Not to mention the fact that being at a riot is generally bad for your health, what with all that raining brick and masonry.

So why would some parents allow this to happen? Why are some parents not doing everything in their power to keep their children away from harm and out of jail?

Since time began, some northern Irish kids have been drawn to street disturbances like moths to flames. Kids, particularly boys, are attracted by the danger and the chase – and more often than not, more sinister elements are at work orchestrating trouble behind the scenes and coaxing them in.

There is not a week that goes by when police aren't urging parents to be aware of where our children are, and dishing out warnings that criminal behaviour will result in criminal proceedings.

A lot of the time, I imagine, this is falling on deaf ears, for our television news this summer has been full of young men in hoodies and scarves lobbing bricks at the police.

You'd like to think that once Mum – who presumably does the laundry and would therefore recognise her boy's hoody and scarf from a distance of three miles – got so much as a sniff that her offspring was out causing madness and mayhem there would be all hell to pay.

But then again, maybe not.

I genuinely think parents should be held responsible for their children's actions. It is a parent's job to teach their child right from wrong. You're not doing your job properly if your kid thinks it's OK to attack and hurt people, hurl petrol bombs and stones at the police or wreck their or another's community.

They say kids learn from example, Unfortunately, as we can clearly see from the news beamed from around the north every year, many adults in these vicious peaceline confrontations prefer to stand cross-armed and purse-lipped on the sidelines than take any of the young rioters home by the ear.

Parents should lead their children, watch over them and teach them how life really works. I'm not pertaining to be perfect but my kids know that if they so much as raised a hand to a person in the street or threw a stone in anger, they could wave goodbye to their electronic devices and they would be grounded until they were 40-years-old.

Countless studies in developmental psychology have told us that children are a blank slate and learn the rights and wrongs of life from observing others, mainly those closest to them – their parents.

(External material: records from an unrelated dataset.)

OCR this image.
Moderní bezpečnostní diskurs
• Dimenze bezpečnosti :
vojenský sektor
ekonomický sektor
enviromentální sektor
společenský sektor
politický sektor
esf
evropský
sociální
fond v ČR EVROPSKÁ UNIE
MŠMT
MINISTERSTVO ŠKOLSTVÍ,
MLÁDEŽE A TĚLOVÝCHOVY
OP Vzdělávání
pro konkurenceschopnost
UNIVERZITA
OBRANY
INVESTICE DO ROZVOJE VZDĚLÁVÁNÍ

Until they are well up in school, and that influence is diluted somewhat, parents or guardians are the main role models for kids. They are the people who can instil good manners, respect and a sense of honesty and integrity, essentially establishing a strong moral compass and a capacity for understanding responsibility.

Us parents can plant the seeds of good character. It's up to us to show them a path and help them stick on it. There will be times when they stray off if and mess up – it's human nature – but the lessons we teach our kids are crucially important to the adults they become.

Let's be good people, raising good people. Let's do it right.